Analyst out of UG - $70-75k + 10-15% bonus.  Anything higher is super fortunate.  Have multiple friends in the industry that can confirm.

Analyst 1-2 years exp. - $85-90k + 10-15% bonus.  This is the range that I landed in after 1 year working FT.

Associate - $110-120k + 10-20% bonus.

Obviously YMMV, and it is also very shop-dependent, but salaries in Toronto are obviously not what they are in New York/London.  I know a lot of firms are offering additional incentives to juniors.  Mine, for example, has a relatively meaningful profit sharing program that begins after 1 year at the company.

 

For UG pay if you have internships experience wth the company already or at least 2 internships in the industry would that number go up at all?

 

Thanks both, that's very helpful

Seems like the spread between London and Toronto is slightly smaller for development - especially with how low the pound is these days! 
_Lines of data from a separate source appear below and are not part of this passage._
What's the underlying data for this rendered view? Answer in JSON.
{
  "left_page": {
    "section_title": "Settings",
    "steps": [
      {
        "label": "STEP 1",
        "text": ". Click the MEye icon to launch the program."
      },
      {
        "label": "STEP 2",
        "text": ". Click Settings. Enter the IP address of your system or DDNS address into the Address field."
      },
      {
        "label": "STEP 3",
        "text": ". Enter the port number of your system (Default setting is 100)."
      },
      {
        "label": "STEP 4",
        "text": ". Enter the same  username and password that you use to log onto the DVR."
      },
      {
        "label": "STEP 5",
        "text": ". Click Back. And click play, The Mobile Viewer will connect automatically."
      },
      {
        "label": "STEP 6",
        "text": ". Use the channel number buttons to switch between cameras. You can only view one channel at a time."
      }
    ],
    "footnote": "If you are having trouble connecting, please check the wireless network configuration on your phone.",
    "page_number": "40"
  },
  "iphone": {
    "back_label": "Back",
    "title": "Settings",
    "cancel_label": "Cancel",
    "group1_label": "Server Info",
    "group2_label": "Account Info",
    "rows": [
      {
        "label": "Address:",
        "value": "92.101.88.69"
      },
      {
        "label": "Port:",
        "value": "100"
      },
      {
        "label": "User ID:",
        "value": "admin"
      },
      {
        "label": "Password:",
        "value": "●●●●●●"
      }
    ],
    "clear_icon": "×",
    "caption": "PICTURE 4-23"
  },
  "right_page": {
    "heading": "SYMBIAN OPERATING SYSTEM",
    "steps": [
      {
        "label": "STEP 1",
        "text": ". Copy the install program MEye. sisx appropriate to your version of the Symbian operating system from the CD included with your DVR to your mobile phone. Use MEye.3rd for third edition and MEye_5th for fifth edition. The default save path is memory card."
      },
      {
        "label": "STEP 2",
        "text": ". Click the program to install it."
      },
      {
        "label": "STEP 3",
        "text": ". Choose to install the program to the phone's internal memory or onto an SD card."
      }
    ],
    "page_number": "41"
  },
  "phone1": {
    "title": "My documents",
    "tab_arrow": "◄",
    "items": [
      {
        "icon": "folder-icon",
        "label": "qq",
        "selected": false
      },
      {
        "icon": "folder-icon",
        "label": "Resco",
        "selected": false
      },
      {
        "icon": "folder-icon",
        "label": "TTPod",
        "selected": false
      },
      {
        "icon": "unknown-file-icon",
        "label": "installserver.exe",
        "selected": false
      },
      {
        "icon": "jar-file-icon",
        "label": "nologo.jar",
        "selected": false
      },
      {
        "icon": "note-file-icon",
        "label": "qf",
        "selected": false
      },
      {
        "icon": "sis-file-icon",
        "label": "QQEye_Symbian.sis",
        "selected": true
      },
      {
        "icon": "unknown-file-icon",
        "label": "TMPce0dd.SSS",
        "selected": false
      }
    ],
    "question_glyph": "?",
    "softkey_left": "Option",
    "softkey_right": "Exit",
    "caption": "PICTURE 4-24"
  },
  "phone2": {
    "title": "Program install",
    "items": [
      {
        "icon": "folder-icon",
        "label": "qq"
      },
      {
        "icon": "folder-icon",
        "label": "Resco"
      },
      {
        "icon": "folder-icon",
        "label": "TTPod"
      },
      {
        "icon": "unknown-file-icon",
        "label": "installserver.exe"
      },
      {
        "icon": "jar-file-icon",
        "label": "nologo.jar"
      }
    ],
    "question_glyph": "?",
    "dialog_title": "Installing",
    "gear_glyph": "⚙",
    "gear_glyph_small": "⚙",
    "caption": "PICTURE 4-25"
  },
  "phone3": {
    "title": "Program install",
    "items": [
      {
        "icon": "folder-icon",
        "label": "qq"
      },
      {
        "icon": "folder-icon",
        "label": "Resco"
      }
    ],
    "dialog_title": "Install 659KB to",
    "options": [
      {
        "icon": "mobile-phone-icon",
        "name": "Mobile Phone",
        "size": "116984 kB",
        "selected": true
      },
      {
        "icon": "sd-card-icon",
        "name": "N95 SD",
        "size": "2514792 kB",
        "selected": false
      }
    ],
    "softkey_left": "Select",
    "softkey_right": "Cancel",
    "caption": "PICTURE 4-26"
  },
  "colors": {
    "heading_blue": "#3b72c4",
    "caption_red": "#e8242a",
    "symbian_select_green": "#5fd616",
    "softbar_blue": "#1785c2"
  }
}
Normal associate level here is £70k - £100k (it's a very wide range with how salaries are moving) with 20% - 40% bonus. I am in the middle of the base range but have promote on my deals, which makes up for it. 

 

I work as a Broker for some of these Shops. Kingsett is my major client. 
I have brought them a $25M Development site & brought over 5 buyers for their assets. So I know them well. 
 

Kingsett employees a bunch of kind hearted and ethical people. I like their culture and they are the first guys I go to when I got a deal. CPP is a pain in the A** because they got a few SNOBS at the senior level who flaunt their positions. Oxford is a great place and more in line with a corporate structured firm. 
 

Kingsett's bread and butter is income producing assets, they don't develop 90% of the time. Instead do partnerships or sell the newly zoned & site plan approved sites. 
 

Brookfield RE is top dog. They are a great firm to learn & look at these $1B+ assets. 

But if you want to learn the ropes and nitty gritty, go to a small shop. Small shops are great. 
 

 

Can only speak from POV as a broker bringing buyers & sellers to these funds for assets. 
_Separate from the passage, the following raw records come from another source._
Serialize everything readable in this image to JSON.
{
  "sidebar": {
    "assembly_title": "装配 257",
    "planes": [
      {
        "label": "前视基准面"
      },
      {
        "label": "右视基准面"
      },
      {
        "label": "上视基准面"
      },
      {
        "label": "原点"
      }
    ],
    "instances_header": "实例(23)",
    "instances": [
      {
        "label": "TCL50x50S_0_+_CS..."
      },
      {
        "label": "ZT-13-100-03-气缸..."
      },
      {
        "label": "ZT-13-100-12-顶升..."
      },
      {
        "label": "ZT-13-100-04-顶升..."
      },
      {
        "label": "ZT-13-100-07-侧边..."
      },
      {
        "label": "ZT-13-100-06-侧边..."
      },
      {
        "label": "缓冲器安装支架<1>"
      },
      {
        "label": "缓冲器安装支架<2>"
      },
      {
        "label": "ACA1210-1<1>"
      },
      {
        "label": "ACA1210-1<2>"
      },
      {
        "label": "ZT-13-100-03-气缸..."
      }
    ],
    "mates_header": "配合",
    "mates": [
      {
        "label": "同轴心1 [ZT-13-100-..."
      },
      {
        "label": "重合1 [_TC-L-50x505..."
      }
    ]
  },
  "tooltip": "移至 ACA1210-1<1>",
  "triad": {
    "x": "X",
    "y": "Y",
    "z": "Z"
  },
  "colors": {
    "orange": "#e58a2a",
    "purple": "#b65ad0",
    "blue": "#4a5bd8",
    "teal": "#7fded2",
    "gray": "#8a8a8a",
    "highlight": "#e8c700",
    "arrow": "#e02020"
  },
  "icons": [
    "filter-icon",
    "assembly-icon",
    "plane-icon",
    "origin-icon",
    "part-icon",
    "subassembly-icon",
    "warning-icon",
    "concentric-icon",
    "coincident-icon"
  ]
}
I spoke with the Head of CPP Canada for RE investments for a few of their assets. They're snobby so I stopped bringing them any deals. They are not motivated to execute on deals unless its done via a memo from their higher-ups. 
 

Ivanhoe is not bad in terms of culture but their entrepreneurial spirit is not high. They are not motivated to look for deals unless its a memo from their higher-ups. 
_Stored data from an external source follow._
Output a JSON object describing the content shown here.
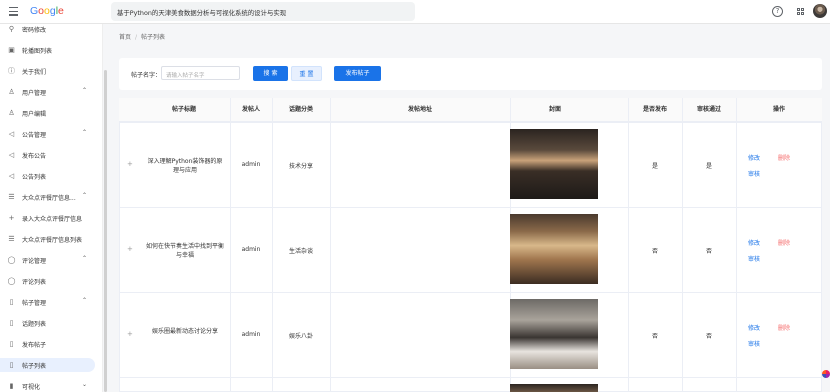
{
  "header": {
    "logo": "Google",
    "title": "基于Python的天津美食数据分析与可视化系统的设计与实现"
  },
  "sidebar": {
    "items": [
      {
        "label": "密码修改",
        "icon": "key-icon",
        "chev": ""
      },
      {
        "label": "轮播图列表",
        "icon": "image-icon",
        "chev": ""
      },
      {
        "label": "关于我们",
        "icon": "info-icon",
        "chev": ""
      },
      {
        "label": "用户管理",
        "icon": "user-icon",
        "chev": "up"
      },
      {
        "label": "用户编辑",
        "icon": "user-icon",
        "chev": ""
      },
      {
        "label": "公告管理",
        "icon": "megaphone-icon",
        "chev": "up"
      },
      {
        "label": "发布公告",
        "icon": "megaphone-icon",
        "chev": ""
      },
      {
        "label": "公告列表",
        "icon": "megaphone-icon",
        "chev": ""
      },
      {
        "label": "大众点评餐厅信息...",
        "icon": "list-icon",
        "chev": "up"
      },
      {
        "label": "录入大众点评餐厅信息",
        "icon": "plus-icon",
        "chev": ""
      },
      {
        "label": "大众点评餐厅信息列表",
        "icon": "list-icon",
        "chev": ""
      },
      {
        "label": "评论管理",
        "icon": "comment-icon",
        "chev": "up"
      },
      {
        "label": "评论列表",
        "icon": "comment-icon",
        "chev": ""
      },
      {
        "label": "帖子管理",
        "icon": "document-icon",
        "chev": "up"
      },
      {
        "label": "话题列表",
        "icon": "document-icon",
        "chev": ""
      },
      {
        "label": "发布帖子",
        "icon": "document-icon",
        "chev": ""
      },
      {
        "label": "帖子列表",
        "icon": "document-icon",
        "chev": "",
        "active": true
      },
      {
        "label": "可视化",
        "icon": "chart-icon",
        "chev": "down"
      }
    ]
  },
  "breadcrumb": {
    "home": "首页",
    "current": "帖子列表"
  },
  "search": {
    "label": "帖子名字：",
    "placeholder": "请输入帖子名字",
    "search_button": "搜 索",
    "reset_button": "重 置",
    "post_button": "发布帖子"
  },
  "table": {
    "columns": [
      "帖子标题",
      "发帖人",
      "话题分类",
      "发帖地址",
      "封面",
      "是否发布",
      "审核通过",
      "操作"
    ],
    "rows": [
      {
        "title": "深入理解Python装饰器的原理与应用",
        "author": "admin",
        "topic": "技术分享",
        "address": "",
        "published": "是",
        "approved": "是",
        "image": "restaurant-interior"
      },
      {
        "title": "如何在快节奏生活中找到平衡与幸福",
        "author": "admin",
        "topic": "生活杂谈",
        "address": "",
        "published": "否",
        "approved": "否",
        "image": "restaurant-dining-hall"
      },
      {
        "title": "娱乐圈最新动态讨论分享",
        "author": "admin",
        "topic": "娱乐八卦",
        "address": "",
        "published": "否",
        "approved": "否",
        "image": "plated-dish"
      }
    ],
    "actions": {
      "edit": "修改",
      "delete": "删除",
      "audit": "审核"
    }
  }
}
Marlin Springs is a decent shop - B tier. 

CAPREIT is also decent 

Forum Asset management is doing some unique transactions. Example they are converting calgary office into Residential and its not as easy as it sounds to be frank. Also they focus on student housing more so than Rental Housing. 

 

Good shop and reputation, very niche investment strategy (exclusively invest in condo development in Ontario and certain Florida markets the last time I checked). They're known to be a hands on partner and take interest in all aspects of the development process.

If you're more interested in fund management/investment strategy its probably not the best shop for you, but if you like their investment profile and want to get more exposure to the actual nuts and bolts of real estate they'd be great.

Can't speak to WLB and comp but I will say they seem to be hiring Asso/Sr Asso roles more than any other shop so maybe some churn issues?

 

Currently working for a small developer at the director level after being laid off last year from a prestigious US REPE firm (Associate). I've been here a few months and its not obviously as institutional. Will it be possible to transition back into the institutional investment level roles? Will they consider my current experience? (currently hiding) given the tough market conditions.